O sistema. Sabe quando seus pais te perguntam sobre seus estudos e suas perspectivas de carreira? Esse é o sistema falando. Um sistema que não permite pontos fora da curva. Um sistema que, sob o pretexto de “te encaixar na sociedade”, exige que você tenha horários, prazos, faça um esforço que não te dá prazer – seja durante ou posteriormente – e te coloca em posição de devedor para pessoas que pensam que ofensas, cobranças indevidas e gritos não machucam. Há uma comparação um tanto injusta a tempos em que a liberdade não era tão discutida, em que todos eram criados para ser peões e somente aspirar ser livre, o que acaba por fazer com que você, que quer trabalhar fazendo o que ama, se sinta fraco e incapaz. Essa mentalidade está diminuindo, mas a atual geração ainda sofre tal cobrança e o número de desistências numa faculdade, pedidos de demissão em empregos administrativos e suicídios de jovens é um alarmante indício de que os discursos pré-concebidos de “Você tem que...” e “Você não será bem-sucedido se...” precisam acabar antes que outras vidas e sonhos acabem. Querer ser feliz nada tem a ver com diplomas e salários, nada tem a ver com gravatas e ternos risca-de-giz, nada tem a ver com ser recatado ou ter o cabelo arrumadinho. Querer ser feliz é acreditar no potencial de bondade e grandeza que existe em nós mesmos, é saber que fazendo o bem aos outros, fazemos bem a nós mesmos, é poder descansar o corpo num parque às duas horas da tarde numa terça-feira sem se sentir devedor a ninguém. Há tantos dançarinos, atores, cantores, músicos, escritores, fotógrafos, professores, botânicos, pintores, artistas circenses, até mesmo advogados, médicos ou engenheiros que não o serão porque as oportunidades não são as mesmas, mas as exigências são.

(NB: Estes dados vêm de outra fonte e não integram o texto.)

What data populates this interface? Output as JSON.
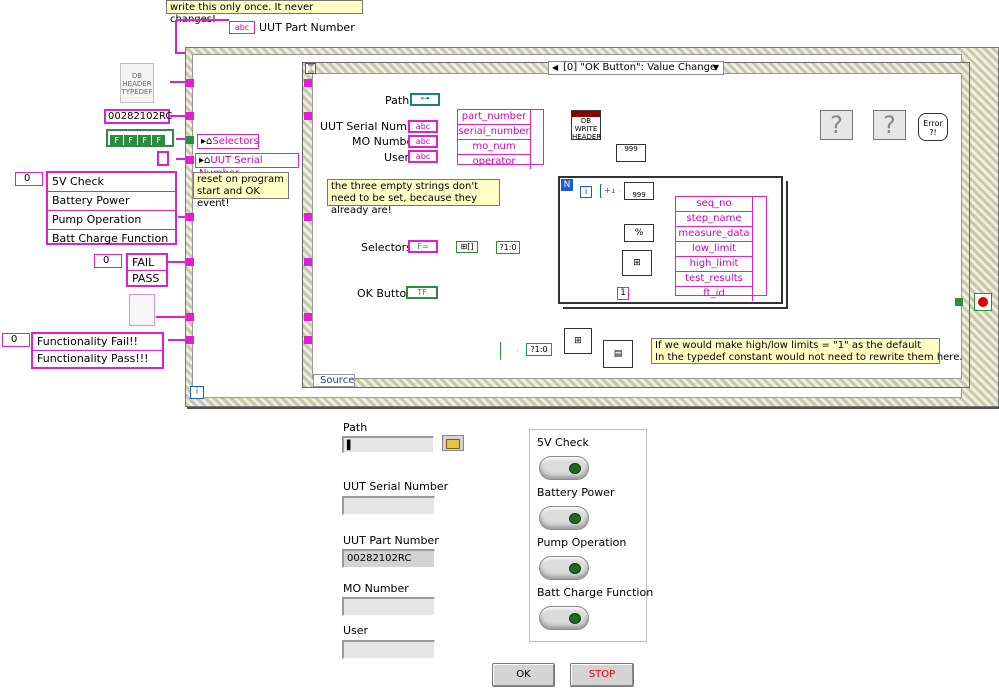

Uma vez que você se encaixou nesse plano tão bem pensado pela sociedade para te receber de braços abertos, seus olhos piscam com mais frequência, você começa a dizer que tem saudades de dormir uma noite inteira, começa a perceber que sua infância te deu vários sinais e você não os percebeu, começa a desejar tardes de sol ao invés de dias chuvosos e aconchegantes. Você cresce como “Clube dos Cinco” e “O Apanhador no Campo de Centeio” disseram que todos crescem, do jeito castrador que confia cegamente que viver no piloto-automático é a resposta certa. Somos todos humanos, mas precisamos querer ser. Para quem segue as regras, os sonhos não morrem, apenas tornam-se mais difíceis de se alcançar.

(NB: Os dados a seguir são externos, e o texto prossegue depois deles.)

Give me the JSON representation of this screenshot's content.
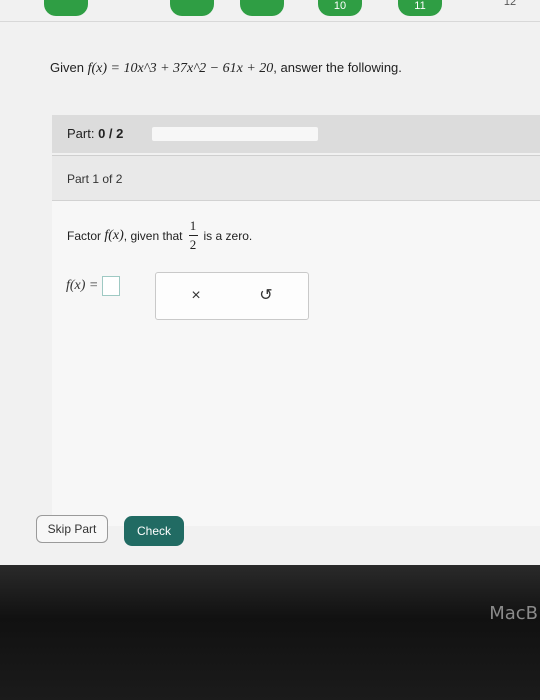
{
  "top_nav": {
    "questions": [
      "",
      "",
      "",
      "10",
      "11"
    ],
    "current_number": "12"
  },
  "prompt": {
    "lead": "Given",
    "function": "f(x) = 10x^3 + 37x^2 − 61x + 20",
    "trail": ", answer the following."
  },
  "part": {
    "label": "Part:",
    "value": "0 / 2",
    "progress_fraction": 0.0
  },
  "subpart": {
    "label": "Part 1 of 2"
  },
  "question": {
    "lead": "Factor",
    "func": "f(x)",
    "middle": ", given that",
    "fraction_numerator": "1",
    "fraction_denominator": "2",
    "trail": "is a zero."
  },
  "answer": {
    "label": "f(x) =",
    "value": ""
  },
  "tools": {
    "clear_symbol": "×",
    "undo_symbol": "↺"
  },
  "buttons": {
    "skip": "Skip Part",
    "check": "Check"
  },
  "bezel": {
    "brand": "MacB"
  },
  "colors": {
    "accent": "#216b63",
    "nav_green": "#2f9e44"
  }
}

E não, este não é um texto sobre abraçar a síndrome de Peter Pan que chega para todos nós ou te incentivando a deixar de se importar com o futuro. Ignorar responsabilidades é andar para trás e crescer é necessário, sim. A proposta aqui é que, através da reflexão, encontremos uma forma mais livre de crescer, livre de pensamento, de corpo, de voz e de alma. A vida vai cobrar, não dá pra fugir disso, mas dá para conversar com ela, fazer as pazes, tentar encontrar o momento em que vocês brigaram e rever tudo o que foi dito e feito à partir dali. Assim, quando os problemas chegarem, serão aqueles que você mesmo causou, aqueles que você não hesita em resolver, porque sabe que é capaz, sabe de onde veio e para onde vai.

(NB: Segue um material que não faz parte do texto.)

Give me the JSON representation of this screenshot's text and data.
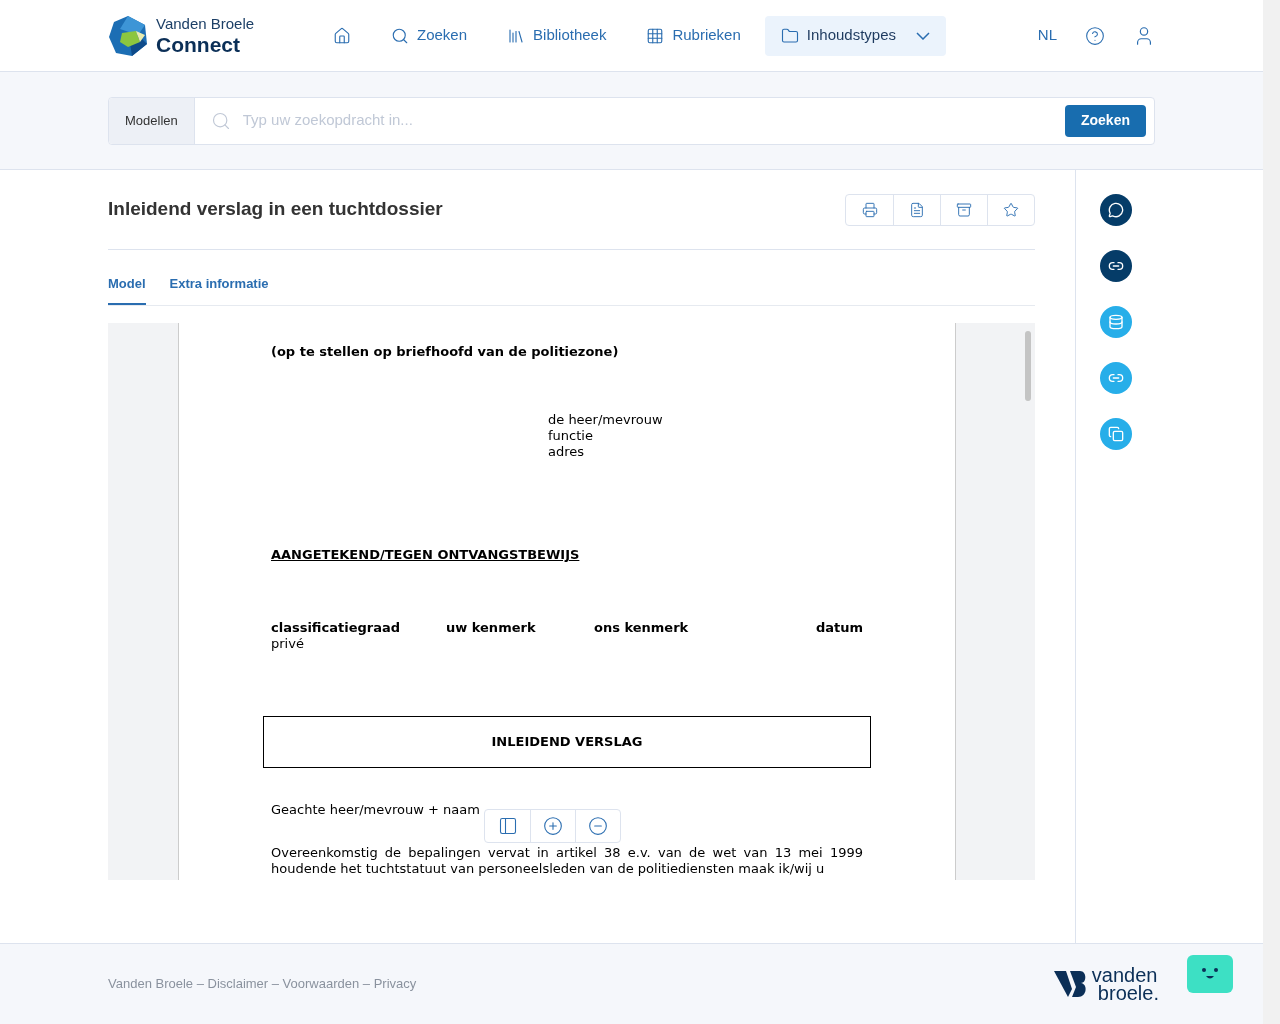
{
  "header": {
    "brand": {
      "line1": "Vanden Broele",
      "line2": "Connect"
    },
    "nav": [
      {
        "kind": "home",
        "selected": false
      },
      {
        "kind": "search",
        "label": "Zoeken",
        "selected": false
      },
      {
        "kind": "library",
        "label": "Bibliotheek",
        "selected": false
      },
      {
        "kind": "grid",
        "label": "Rubrieken",
        "selected": false
      },
      {
        "kind": "folder",
        "label": "Inhoudstypes",
        "selected": true
      }
    ],
    "language": "NL"
  },
  "search": {
    "scope": "Modellen",
    "placeholder": "Typ uw zoekopdracht in...",
    "button": "Zoeken"
  },
  "document": {
    "title": "Inleidend verslag in een tuchtdossier",
    "tabs": [
      {
        "label": "Model",
        "selected": true
      },
      {
        "label": "Extra informatie",
        "selected": false
      }
    ],
    "page": {
      "letterhead": "(op te stellen op briefhoofd van de politiezone)",
      "address": [
        "de heer/mevrouw",
        "functie",
        "adres"
      ],
      "registered": "AANGETEKEND/TEGEN ONTVANGSTBEWIJS",
      "reference_columns": [
        {
          "heading": "classificatiegraad",
          "value": "privé"
        },
        {
          "heading": "uw kenmerk"
        },
        {
          "heading": "ons kenmerk"
        },
        {
          "heading": "datum"
        }
      ],
      "boxed_title": "INLEIDEND VERSLAG",
      "salutation": "Geachte heer/mevrouw + naam",
      "body": "Overeenkomstig de bepalingen vervat in artikel 38 e.v. van de wet van 13 mei 1999 houdende het tuchtstatuut van personeelsleden van de politiediensten maak ik/wij u"
    }
  },
  "side_actions": [
    {
      "kind": "comment",
      "color": "#053c68"
    },
    {
      "kind": "link",
      "color": "#053c68"
    },
    {
      "kind": "database",
      "color": "#27aee9"
    },
    {
      "kind": "link",
      "color": "#27aee9"
    },
    {
      "kind": "copy",
      "color": "#27aee9"
    }
  ],
  "footer": {
    "links": "Vanden Broele – Disclaimer – Voorwaarden – Privacy",
    "logo": {
      "line1": "vanden",
      "line2": "broele."
    }
  }
}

Então se permita aquela reflexão no chuveiro, abrace os domingos de filmes de comédia, deixe as lágrimas correrem com aquele turbilhão de pensamentos enquanto você caminha sem rumo pela cidade, grite e exploda. Seja o ponto fora da curva, dê um passo para o lado e deixe os afobados passarem, a sua hora vai chegar quando você perceber que a volta dos ponteiros no relógio não serve para nada além de te encaixar onde você não cabe. Você pode parar, pode olhar para o céu, pode gostar do que gosta, pode fazer o que quiser, mas é aí que está a questão: Você vai fazer ou vai deixar que o piloto-automático faça?